Working with a student teacher, getting ready for AARP TaxAide, and now training for census work. I'm finding blog-time scarce. Knowing that memories (especially mine) fade fast, I'm still organizing pictures and editing my journal. Slowly words and pics will make it here.
We left early this morning for a tour of a state owned steel mill. Starting with the obligatory company museum history tour much like a museum you might see at a large American factory. Points of emphasis included the fact that early equipment was mostly second hand from America or Europe and that an important part of the workers’ motivation was working hard for the good of the state. Reminding me of “factory or mine towns” in American history, the mill provided housing, recreation, stores, and schools to workers and their families. Newer equipment and more western incentives were introduced during the 1990s and, although still state-owned, the mill is operated more like those in other nations. They talked about their environmental stewardship, modernization, global products, and a new facility constructed on an island just off the coast. The guide from the company spoke in Chinese and was interpreted by a Chinese-American professor at Adelphi. I got the feeling we were being given the company, I mean the state, line.
Many of us felt the plant itself looked out-of-date and like something from the 1950s. Dirty. Smoky. Few employees around on this Saturday morning. We did see a control room with about 10 guys monitoring computer screens, but most of the rest seemed low-tech. Perhaps that is the nature of a steel mill?
That afternoon Hanna took the Virginia four to Tiananmen Square and the Forbidden City. Cold and sunny so many others were out and walking with family and friends. I’m sure everyone knows Tiananmen Square is immense, but it is hard to appreciate just how big it is without being there. We found one virtual geocache - our first in China! While taking the photo a Chinese girl and her mother approached and watched us for a minute, then pointed to my beard saying, “you look like the Merry Christmas man.” She asked to take a picture. Her picture is above.
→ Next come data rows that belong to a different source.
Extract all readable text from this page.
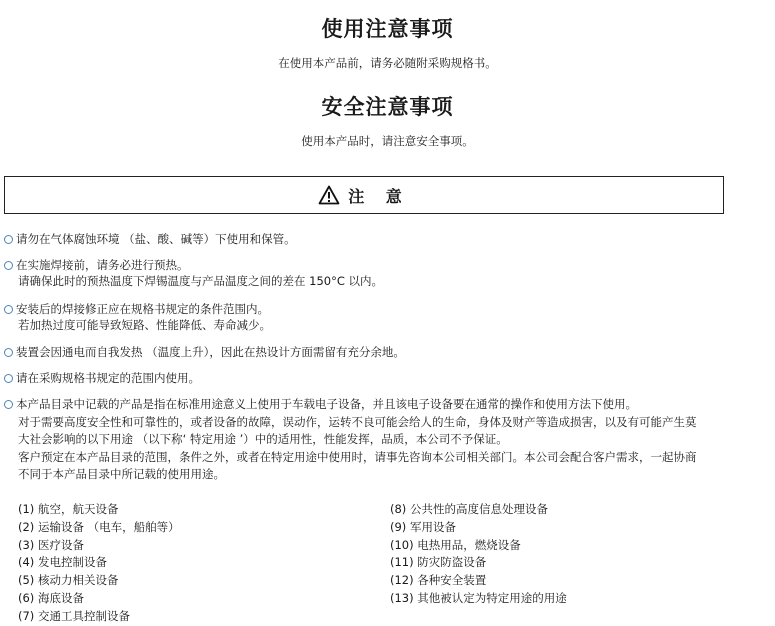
使用注意事项
在使用本产品前，请务必随附采购规格书。
安全注意事项
使用本产品时，请注意安全事项。
注 意
请勿在气体腐蚀环境 （盐、酸、碱等）下使用和保管。
在实施焊接前，请务必进行预热。
请确保此时的预热温度下焊锡温度与产品温度之间的差在 150°C 以内。
安装后的焊接修正应在规格书规定的条件范围内。
若加热过度可能导致短路、性能降低、寿命减少。
装置会因通电而自我发热 （温度上升），因此在热设计方面需留有充分余地。
请在采购规格书规定的范围内使用。
本产品目录中记载的产品是指在标准用途意义上使用于车载电子设备，并且该电子设备要在通常的操作和使用方法下使用。
对于需要高度安全性和可靠性的，或者设备的故障，误动作，运转不良可能会给人的生命，身体及财产等造成损害，以及有可能产生莫
大社会影响的以下用途 （以下称‘ 特定用途 ’）中的适用性，性能发挥，品质，本公司不予保证。
客户预定在本产品目录的范围，条件之外，或者在特定用途中使用时，请事先咨询本公司相关部门。本公司会配合客户需求，一起协商
不同于本产品目录中所记载的使用用途。
(1) 航空，航天设备
(2) 运输设备 （电车，船舶等）
(3) 医疗设备
(4) 发电控制设备
(5) 核动力相关设备
(6) 海底设备
(7) 交通工具控制设备
(8) 公共性的高度信息处理设备
(9) 军用设备
(10) 电热用品，燃烧设备
(11) 防灾防盗设备
(12) 各种安全装置
(13) 其他被认定为特定用途的用途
Changing of the guards.As we moved towards the entrance to the Forbidden City, Hanna went to get the tickets and left us to take pictures and two more couples approached us wanting pictures with the "Merry Christmas man" and we attracted a following for a short while.
The Forbidden City is so completely stunning, so ornate, so huge, one surprise following the last one. Nothing I can type here will capture its essence. Even my pictures fall short. We had to move fairly fast, but we stopped at all the main buildings for Hanna’s descriptions and to take a few pictures.
Hanna pauses to tell us a little history of the Forbidden City.
How many thrones does one guy need?
The gardens near our exit from the Forbidden City were beautiful and stunning. The trees, the artificial rock wall, everything. Wish we could visit it in warmer months when it is lush and more colorful!
A guard tower, wall, and moat seen from outside the Forbidden City. Getting inside would have been tough.
We made a short visit to a Tea Room. As a Virginian my tea vocabulary is mostly "sweet tea" so there was much to learn. So many teas. So many tea pots. So many tiny cups. All very interesting, but I'll stick to iced tea.
That night Hanna led us through icy alleys to a small family-owned hot pot diner with half a dozen small tables filled with local families. She stayed to help us order a variety of of meats, vegetables, and fish before leaving for a dinner honoring a friend’s wedding. We had two hot pots boiling - one mild and one spicy. Very spicy. A few small bowls with different dipping sauces were scattered around the table. Struggling not only with chop sticks but with knowing cooking times, we dove into one of the most interesting and frustrating dinners of the entire trip. Never very good with chop sticks, I found retrieving some food items from the hot pots extremely difficult. Imagine trying to pick up a slippery marble-sized “fish ball.” The helpful owner came over, and with a smile, tried a couple times to tutor me (by hands-on demonstration - he knew only Chinese, I knew only English) in the fine art of chop sticks and hot pots. Maybe it was the two big bottles of Tsingtao beer that affected my coordination, but at least I didn’t need chop sticks to get it (the tiny glass of beer) into my mouth. My chop stick skill improved (never did get those fish balls) but must admit was greatly relieved when his daughter took sympathy and brought us forks. The entire meal for four,which included beer and soft drinks, cost us about 90 Chinese RMB, or just over $13.00.
Returning to the Dongfang Hotel, I found my way downstairs to the tiny bar thinking some of the Adelphi students might be there or at the nearby karaoke. I didn’t spot them but had a good time chatting with the young bartender whose English was very good. I ordered a Snow beer even as he told me his favorite beer is Budweiser. A quick glance at the cooler showed Bud, Corona, Bud Light and a few other American brands. The bartender wanted to talk “English,” that is talk about speaking English. He asked “do east coast Americans talk differently from west coast?” We had a good converstation about regional accents, pronounciation of a few words like “aunt,” and some slang usage. He commented that the most difficut English to understand is people from England and noted that Chinese like Americans much better than the English. It was reference I heard several times during our stay in Beijing.